Publish date: 2024-08-14

Sponsored by Cargill

Water Softener

If your water is high in iron, buy pellets formulated for iron removal, like the type shown. Don’t skimp by buying cheap rock salt. In the end, the money you save will be far offset by the cost of softener repairs or replacement.

At our house, we have a lot of iron in our well water. We know immediately when our water softener is out of salt because the water tastes horrible, and we instantly notice rust stains beneath every faucet or spout. Well, I’ve had to replace two water softeners over the course of the last 25 years. With the first two softeners, I made the mistake of using cheap rock salt and never cleaning the resin bed. Here are two important lessons I’ve learned:

1. If your water is high in iron, use high-quality, iron-removing salt pellets. Rock salt is far from pure, and the contaminants will eventually leave deposits on the bottom of the brine tank and clog injectors, valves and tubes.

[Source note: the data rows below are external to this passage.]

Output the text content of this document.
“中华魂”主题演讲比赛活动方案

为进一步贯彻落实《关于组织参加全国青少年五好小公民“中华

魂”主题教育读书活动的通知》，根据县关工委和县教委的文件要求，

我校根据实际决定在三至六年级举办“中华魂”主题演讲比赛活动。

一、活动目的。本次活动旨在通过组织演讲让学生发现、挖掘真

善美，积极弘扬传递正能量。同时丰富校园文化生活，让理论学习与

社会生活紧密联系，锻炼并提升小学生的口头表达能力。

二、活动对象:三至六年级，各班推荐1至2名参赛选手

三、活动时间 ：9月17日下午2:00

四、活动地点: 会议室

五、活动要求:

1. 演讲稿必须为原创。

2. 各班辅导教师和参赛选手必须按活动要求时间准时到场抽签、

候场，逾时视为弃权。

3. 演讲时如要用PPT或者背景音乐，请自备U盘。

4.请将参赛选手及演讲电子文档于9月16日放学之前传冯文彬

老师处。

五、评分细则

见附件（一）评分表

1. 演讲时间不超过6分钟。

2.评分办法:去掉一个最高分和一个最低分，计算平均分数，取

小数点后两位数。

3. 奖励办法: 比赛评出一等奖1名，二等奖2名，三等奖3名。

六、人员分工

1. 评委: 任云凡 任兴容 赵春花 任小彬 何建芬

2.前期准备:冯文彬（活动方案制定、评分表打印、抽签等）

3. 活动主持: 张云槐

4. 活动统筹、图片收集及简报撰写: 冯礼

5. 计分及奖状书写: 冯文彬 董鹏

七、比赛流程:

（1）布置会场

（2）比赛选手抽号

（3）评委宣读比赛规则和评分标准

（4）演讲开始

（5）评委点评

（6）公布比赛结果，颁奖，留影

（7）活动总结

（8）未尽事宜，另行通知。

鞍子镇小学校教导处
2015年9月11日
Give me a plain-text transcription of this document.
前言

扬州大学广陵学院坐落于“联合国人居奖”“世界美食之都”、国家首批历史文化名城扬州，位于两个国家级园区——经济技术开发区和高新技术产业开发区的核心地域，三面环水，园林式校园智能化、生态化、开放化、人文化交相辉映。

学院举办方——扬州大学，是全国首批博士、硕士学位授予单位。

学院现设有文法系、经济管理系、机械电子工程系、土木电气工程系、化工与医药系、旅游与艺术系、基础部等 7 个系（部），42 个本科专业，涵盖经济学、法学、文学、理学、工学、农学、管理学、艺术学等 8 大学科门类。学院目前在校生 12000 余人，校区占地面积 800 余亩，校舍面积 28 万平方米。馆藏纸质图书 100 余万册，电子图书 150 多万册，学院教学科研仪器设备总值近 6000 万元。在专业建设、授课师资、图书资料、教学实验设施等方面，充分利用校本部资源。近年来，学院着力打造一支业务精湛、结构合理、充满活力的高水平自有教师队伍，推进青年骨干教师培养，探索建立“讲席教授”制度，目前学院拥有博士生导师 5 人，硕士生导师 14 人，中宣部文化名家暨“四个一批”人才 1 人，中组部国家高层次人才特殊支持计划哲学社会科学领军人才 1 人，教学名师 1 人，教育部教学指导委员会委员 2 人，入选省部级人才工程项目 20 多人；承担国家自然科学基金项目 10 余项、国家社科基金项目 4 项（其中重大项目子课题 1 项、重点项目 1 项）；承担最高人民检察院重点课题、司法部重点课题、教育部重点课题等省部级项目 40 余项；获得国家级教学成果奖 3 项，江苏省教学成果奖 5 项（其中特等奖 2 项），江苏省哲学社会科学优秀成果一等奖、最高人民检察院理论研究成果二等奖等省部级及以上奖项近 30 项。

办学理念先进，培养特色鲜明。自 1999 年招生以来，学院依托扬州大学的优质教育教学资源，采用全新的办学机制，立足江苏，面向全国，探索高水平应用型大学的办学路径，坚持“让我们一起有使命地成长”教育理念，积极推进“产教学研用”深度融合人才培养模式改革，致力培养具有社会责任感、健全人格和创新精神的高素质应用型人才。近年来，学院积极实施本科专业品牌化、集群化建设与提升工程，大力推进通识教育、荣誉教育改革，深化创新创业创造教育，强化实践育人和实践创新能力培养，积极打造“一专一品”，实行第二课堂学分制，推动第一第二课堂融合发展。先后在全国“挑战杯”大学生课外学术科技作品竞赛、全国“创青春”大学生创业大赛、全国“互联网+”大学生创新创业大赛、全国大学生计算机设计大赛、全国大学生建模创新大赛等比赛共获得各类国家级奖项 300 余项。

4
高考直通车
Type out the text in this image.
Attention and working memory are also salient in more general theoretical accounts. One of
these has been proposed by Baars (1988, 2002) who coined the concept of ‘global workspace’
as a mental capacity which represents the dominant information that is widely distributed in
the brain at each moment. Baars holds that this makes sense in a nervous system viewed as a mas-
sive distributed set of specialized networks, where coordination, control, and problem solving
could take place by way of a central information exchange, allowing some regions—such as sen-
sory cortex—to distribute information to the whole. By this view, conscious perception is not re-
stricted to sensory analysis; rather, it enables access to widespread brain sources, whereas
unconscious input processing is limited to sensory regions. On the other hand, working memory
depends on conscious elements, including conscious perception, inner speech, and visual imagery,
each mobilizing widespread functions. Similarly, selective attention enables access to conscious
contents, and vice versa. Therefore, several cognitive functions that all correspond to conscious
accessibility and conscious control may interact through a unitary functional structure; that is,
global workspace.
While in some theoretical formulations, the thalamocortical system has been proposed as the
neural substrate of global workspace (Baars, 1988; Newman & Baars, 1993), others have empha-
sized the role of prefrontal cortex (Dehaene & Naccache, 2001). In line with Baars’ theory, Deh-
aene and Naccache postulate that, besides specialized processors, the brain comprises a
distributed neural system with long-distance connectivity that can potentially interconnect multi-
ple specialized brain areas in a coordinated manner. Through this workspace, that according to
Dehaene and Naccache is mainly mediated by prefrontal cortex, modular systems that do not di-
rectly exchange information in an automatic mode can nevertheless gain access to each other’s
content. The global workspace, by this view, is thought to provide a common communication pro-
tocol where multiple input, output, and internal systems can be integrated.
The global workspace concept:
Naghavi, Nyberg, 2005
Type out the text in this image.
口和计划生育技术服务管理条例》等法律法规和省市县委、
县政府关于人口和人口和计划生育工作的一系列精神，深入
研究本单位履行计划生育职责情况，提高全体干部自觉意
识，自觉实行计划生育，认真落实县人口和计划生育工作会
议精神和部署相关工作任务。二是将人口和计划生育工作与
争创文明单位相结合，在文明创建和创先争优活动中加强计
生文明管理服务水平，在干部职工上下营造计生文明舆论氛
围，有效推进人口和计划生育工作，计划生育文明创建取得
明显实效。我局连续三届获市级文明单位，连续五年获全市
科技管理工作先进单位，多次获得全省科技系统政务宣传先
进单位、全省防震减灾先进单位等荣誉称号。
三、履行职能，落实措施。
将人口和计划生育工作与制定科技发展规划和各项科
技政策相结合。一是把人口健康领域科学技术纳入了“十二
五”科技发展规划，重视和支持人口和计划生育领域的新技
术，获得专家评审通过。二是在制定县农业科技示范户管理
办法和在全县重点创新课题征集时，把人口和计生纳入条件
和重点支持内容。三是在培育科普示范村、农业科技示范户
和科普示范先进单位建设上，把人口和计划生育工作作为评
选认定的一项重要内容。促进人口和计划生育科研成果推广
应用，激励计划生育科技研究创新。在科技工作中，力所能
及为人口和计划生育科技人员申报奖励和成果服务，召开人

2. Clean your resin bed once a year with a resin bed cleaner like Iron-Out. The resin bed beads have a negative electrostatic charge, which attracts positively charged particles like calcium and iron, making them stick to the beads. When the softener recharges, it flushes salty water over the beads to strip them of the mineral deposits and send them down the drain. Then it flushes clean water to get rid of the excess salt. But not all the iron gets rinsed off, and the beads become increasingly less effective. But that’s not all. Because the beads don’t bind all the contaminants (especially the iron), they’re free to go on and clog the valves, tubing, O-rings and everything else. That’s why the annual resin bed cleaning is important. For instructions on how to do this, see your owner’s manual or read the label on Iron-Out or any other resin bed cleaning product.

The truth is, a water softener isn’t designed to treat heavily iron-laden water, and eventually your resin bed will be ruined. But if that happens, you don’t necessarily have to throw in the towel. It’s possible to replace a resin bed. For bad iron problems, the preferable solution is to place an iron filter before the softener. Do that and your softener will last a very long time.